Other possibilities highlighted include better predicting of investment risks and returns, improving financial decision making, innovating technology discovery and resource efficiency, and ‘nudging’ and behavioural change. Finally, generating insights and predictions around complex climate policy scenarios
The report makes an important point that as extreme weather events become more frequent and serious, accurate forecasting of, and adaptation to, such events will be crucial. More accurate early warning of extreme weather will save lives and costs through mitigating damage to housing and infrastructure. AI can play a significant role in this. Although conventional weather forecasting based on applying physical laws has improved enormously with modern computer power, because of the complexity involved there are limits to this progress.
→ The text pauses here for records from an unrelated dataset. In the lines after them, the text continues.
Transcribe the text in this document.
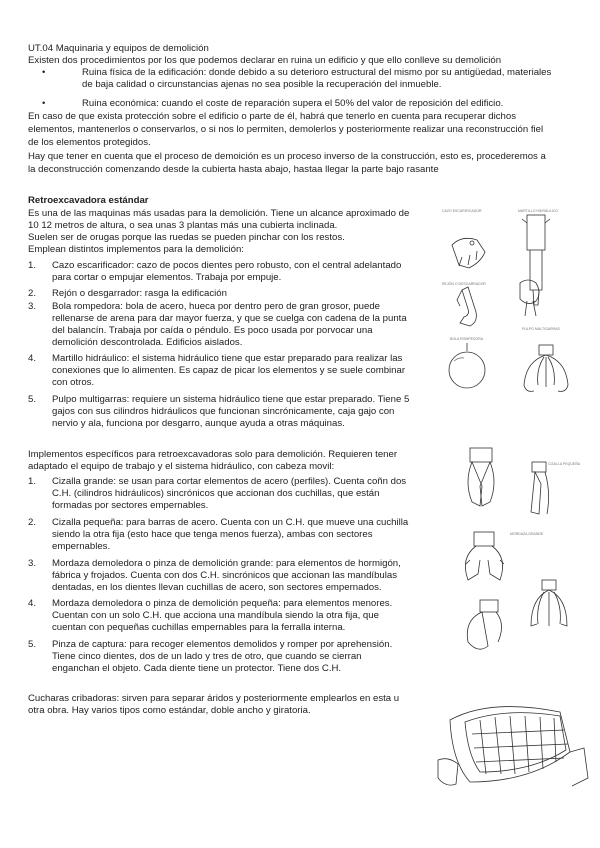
UT.04 Maquinaria y equipos de demolición
Existen dos procedimientos por los que podemos declarar en ruina un edificio y que ello conlleve su demolición
•	Ruina física de la edificación: donde debido a su deterioro estructural del mismo por su antigüedad, materiales
de baja calidad o circunstancias ajenas no sea posible la recuperación del inmueble.
•	Ruina económica: cuando el coste de reparación supera el 50% del valor de reposición del edificio.
En caso de que exista protección sobre el edificio o parte de él, habrá que tenerlo en cuenta para recuperar dichos
elementos, mantenerlos o conservarlos, o si nos lo permiten, demolerlos y posteriormente realizar una reconstrucción fiel
de los elementos protegidos.
Hay que tener en cuenta que el proceso de demoición es un proceso inverso de la construcción, esto es, procederemos a
la deconstrucción comenzando desde la cubierta hasta abajo, hastaa llegar la parte bajo rasante
Retroexcavadora estándar
Es una de las maquinas más usadas para la demolición. Tiene un alcance aproximado de
10 12 metros de altura, o sea unas 3 plantas más una cubierta inclinada.
Suelen ser de orugas porque las ruedas se pueden pinchar con los restos.
Emplean distintos implementos para la demolición:
1. Cazo escarificador: cazo de pocos dientes pero robusto, con el central adelantado
para cortar o empujar elementos. Trabaja por empuje.
2. Rejón o desgarrador: rasga la edificación
3. Bola rompedora: bola de acero, hueca por dentro pero de gran grosor, puede
rellenarse de arena para dar mayor fuerza, y que se cuelga con cadena de la punta
del balancín. Trabaja por caída o péndulo. Es poco usada por porvocar una
demolición descontrolada. Edificios aislados.
4. Martillo hidráulico: el sistema hidráulico tiene que estar preparado para realizar las
conexiones que lo alimenten. Es capaz de picar los elementos y se suele combinar
con otros.
5. Pulpo multigarras: requiere un sistema hidráulico tiene que estar preparado. Tiene 5
gajos con sus cilindros hidráulicos que funcionan sincrónicamente, caja gajo con
nervio y ala, funciona por desgarro, aunque ayuda a otras máquinas.
Implementos específicos para retroexcavadoras solo para demolición. Requieren tener
adaptado el equipo de trabajo y el sistema hidráulico, con cabeza movil:
1. Cizalla grande: se usan para cortar elementos de acero (perfiles). Cuenta coñn dos
C.H. (cilindros hidráulicos) sincrónicos que accionan dos cuchillas, que están
formadas por sectores empernables.
2. Cizalla pequeña: para barras de acero. Cuenta con un C.H. que mueve una cuchilla
siendo la otra fija (esto hace que tenga menos fuerza), ambas con sectores
empernables.
3. Mordaza demoledora o pinza de demolición grande: para elementos de hormigón,
fábrica y frojados. Cuenta con dos C.H. sincrónicos que accionan las mandíbulas
dentadas, en los dientes llevan cuchillas de acero, son sectores empernados.
4. Mordaza demoledora o pinza de demolición pequeña: para elementos menores.
Cuentan con un solo C.H. que acciona una mandíbula siendo la otra fija, que
cuentan con pequeñas cuchillas empernables para la ferralla interna.
5. Pinza de captura: para recoger elementos demolidos y romper por aprehensión.
Tiene cinco dientes, dos de un lado y tres de otro, que cuando se cierran
enganchan el objeto. Cada diente tiene un protector. Tiene dos C.H.
Cucharas cribadoras: sirven para separar áridos y posteriormente emplearlos en esta u
otra obra. Hay varios tipos como estándar, doble ancho y giratoria.
CAZO ESCARIFICADOR	MARTILLO HIDRÁULICO
REJÓN O DESGARRADOR
PULPO MULTIGARRAS
BOLA ROMPEDORA
CIZALLA PEQUEÑA
MORDAZA GRANDE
By combining science-based and data-based AI models, significant improvements can be possible. AI can analyse vast quantities of complex data from multiple sources in a fraction of the time needed for conventional, science-based, forecasting, and it is particularly good at predicting very short-term weather, called ‘now-casting’. It can also produce more accurate local forecasts, allowing for the effects of micro-climates. Long-term forecasting can also be improved, such as predicting the speed and track of tropical storms that conventional forecasting can miss. This of course will be welcome as it can save lives.
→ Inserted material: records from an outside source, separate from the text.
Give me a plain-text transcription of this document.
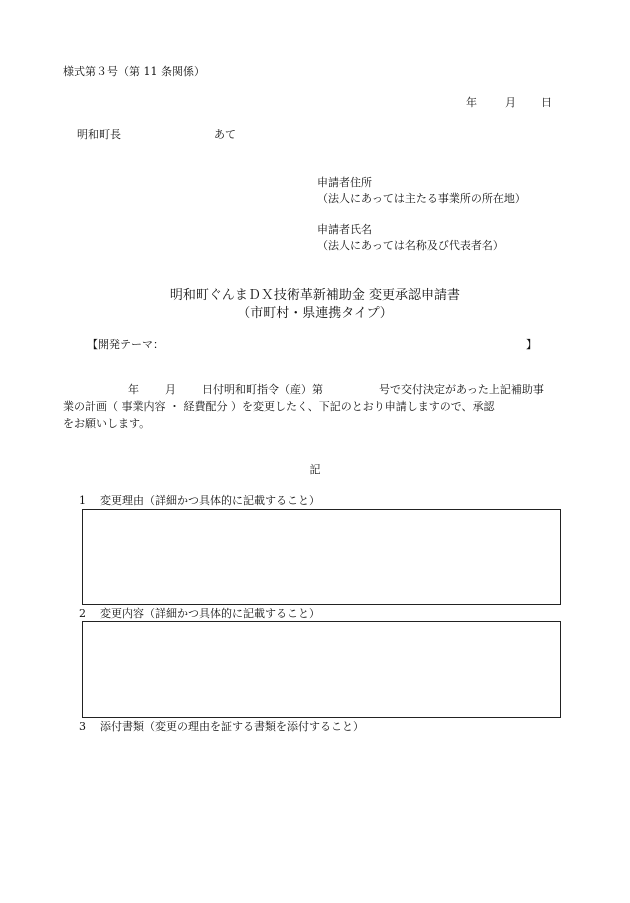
様式第３号（第 11 条関係）
年	月 日
明和町長	あて
申請者住所
（法人にあっては主たる事業所の所在地）
申請者氏名
（法人にあっては名称及び代表者名）
明和町ぐんまＤＸ技術革新補助金 変更承認申請書
（市町村・県連携タイプ）
【開発テーマ：	】
年 月 日付明和町指令（産）第	号で交付決定があった上記補助事
業の計画（ 事業内容 ・ 経費配分 ）を変更したく、下記のとおり申請しますので、承認
をお願いします。
記
1 変更理由（詳細かつ具体的に記載すること）
2 変更内容（詳細かつ具体的に記載すること）
3 添付書類（変更の理由を証する書類を添付すること）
The report has been criticised for underestimating the growth of AI use, and therefore overestimating the potential environmental AI gains. A more fundamental criticism, however, is that the premise behind its analysis and conclusions is the continuation of a failed capitalist market system. Providing capitalists, their policy makers and politicians, with improved tools for decision-making or with AI tweaked varieties of institutional economics, assumes the ruling classes have any intention of seriously tackling climate change.
One of the report’s contributors is quoted as saying: “Our research shows that with the right collaboration – between governments, tech companies and energy providers – AI can be harnessed to accelerate climate action, not hinder it”. However, for decades, in actions if not always in words, governments and the corporations they represent, have shown they have no intention of seriously collaborating to tackle global warming, confirmed again by the outcome of the recent UN climate summit in Brazil – COP30. In a capitalist market economy, it is utopian to think that AI will lead to a net reduction in greenhouse gas emissions. On the contrary AI power demands will most probably drive emissions up, perhaps significantly, since all the signs are that AI use will escalate very rapidly.
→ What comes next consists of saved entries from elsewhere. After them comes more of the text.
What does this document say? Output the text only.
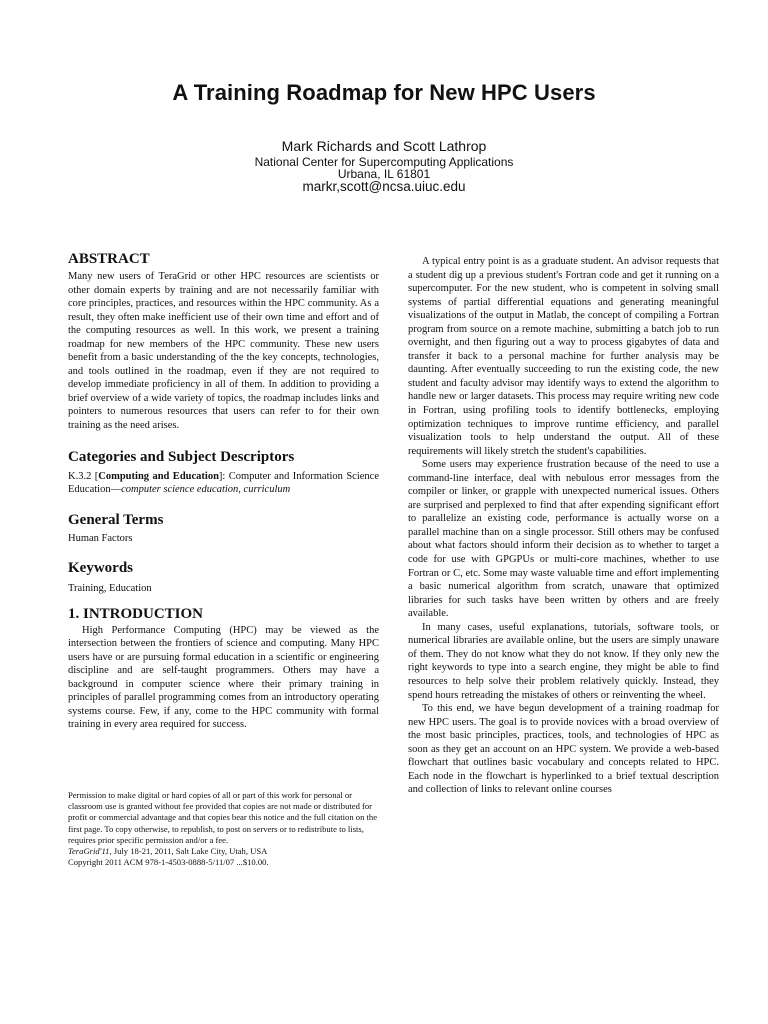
A Training Roadmap for New HPC Users
Mark Richards and Scott Lathrop
National Center for Supercomputing Applications
Urbana, IL 61801
markr,scott@ncsa.uiuc.edu
ABSTRACT

Many new users of TeraGrid or other HPC resources are scientists or other domain experts by training and are not necessarily familiar with core principles, practices, and resources within the HPC community. As a result, they often make inefficient use of their own time and effort and of the computing resources as well. In this work, we present a training roadmap for new members of the HPC community. These new users benefit from a basic understanding of the the key concepts, technologies, and tools outlined in the roadmap, even if they are not required to develop immediate proficiency in all of them. In addition to providing a brief overview of a wide variety of topics, the roadmap includes links and pointers to numerous resources that users can refer to for their own training as the need arises.

Categories and Subject Descriptors

K.3.2 [Computing and Education]: Computer and Information Science Education—computer science education, curriculum

General Terms

Human Factors

Keywords

Training, Education

1. INTRODUCTION

High Performance Computing (HPC) may be viewed as the intersection between the frontiers of science and computing. Many HPC users have or are pursuing formal education in a scientific or engineering discipline and are self-taught programmers. Others may have a background in computer science where their primary training in principles of parallel programming comes from an introductory operating systems course. Few, if any, come to the HPC community with formal training in every area required for success.

Permission to make digital or hard copies of all or part of this work for personal or classroom use is granted without fee provided that copies are not made or distributed for profit or commercial advantage and that copies bear this notice and the full citation on the first page. To copy otherwise, to republish, to post on servers or to redistribute to lists, requires prior specific permission and/or a fee.
TeraGrid'11, July 18-21, 2011, Salt Lake City, Utah, USA
Copyright 2011 ACM 978-1-4503-0888-5/11/07 ...$10.00.

A typical entry point is as a graduate student. An advisor requests that a student dig up a previous student's Fortran code and get it running on a supercomputer. For the new student, who is competent in solving small systems of partial differential equations and generating meaningful visualizations of the output in Matlab, the concept of compiling a Fortran program from source on a remote machine, submitting a batch job to run overnight, and then figuring out a way to process gigabytes of data and transfer it back to a personal machine for further analysis may be daunting. After eventually succeeding to run the existing code, the new student and faculty advisor may identify ways to extend the algorithm to handle new or larger datasets. This process may require writing new code in Fortran, using profiling tools to identify bottlenecks, employing optimization techniques to improve runtime efficiency, and parallel visualization tools to help understand the output. All of these requirements will likely stretch the student's capabilities.

Some users may experience frustration because of the need to use a command-line interface, deal with nebulous error messages from the compiler or linker, or grapple with unexpected numerical issues. Others are surprised and perplexed to find that after expending significant effort to parallelize an existing code, performance is actually worse on a parallel machine than on a single processor. Still others may be confused about what factors should inform their decision as to whether to target a code for use with GPGPUs or multi-core machines, whether to use Fortran or C, etc. Some may waste valuable time and effort implementing a basic numerical algorithm from scratch, unaware that optimized libraries for such tasks have been written by others and are freely available.

In many cases, useful explanations, tutorials, software tools, or numerical libraries are available online, but the users are simply unaware of them. They do not know what they do not know. If they only new the right keywords to type into a search engine, they might be able to find resources to help solve their problem relatively quickly. Instead, they spend hours retreading the mistakes of others or reinventing the wheel.

To this end, we have begun development of a training roadmap for new HPC users. The goal is to provide novices with a broad overview of the most basic principles, practices, tools, and technologies of HPC as soon as they get an account on an HPC system. We provide a web-based flowchart that outlines basic vocabulary and concepts related to HPC. Each node in the flowchart is hyperlinked to a brief textual description and collection of links to relevant online courses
AI has the potential to increase efficiency in power generation and in the wider economy increase productivity, including labour productivity. But if this is attempted, as it is beginning to be, in a profit-driven market system, the result will be greater environmental pollution and major dislocation of the economy, leading to mass unemployment, particularly for white-collar workers. AI is being used positively to improve weather forecasting or in medical research for example, but its significant environmental benefits will only be realised, and in general society, mass unemployment avoided, with a democratically planned socialist economy.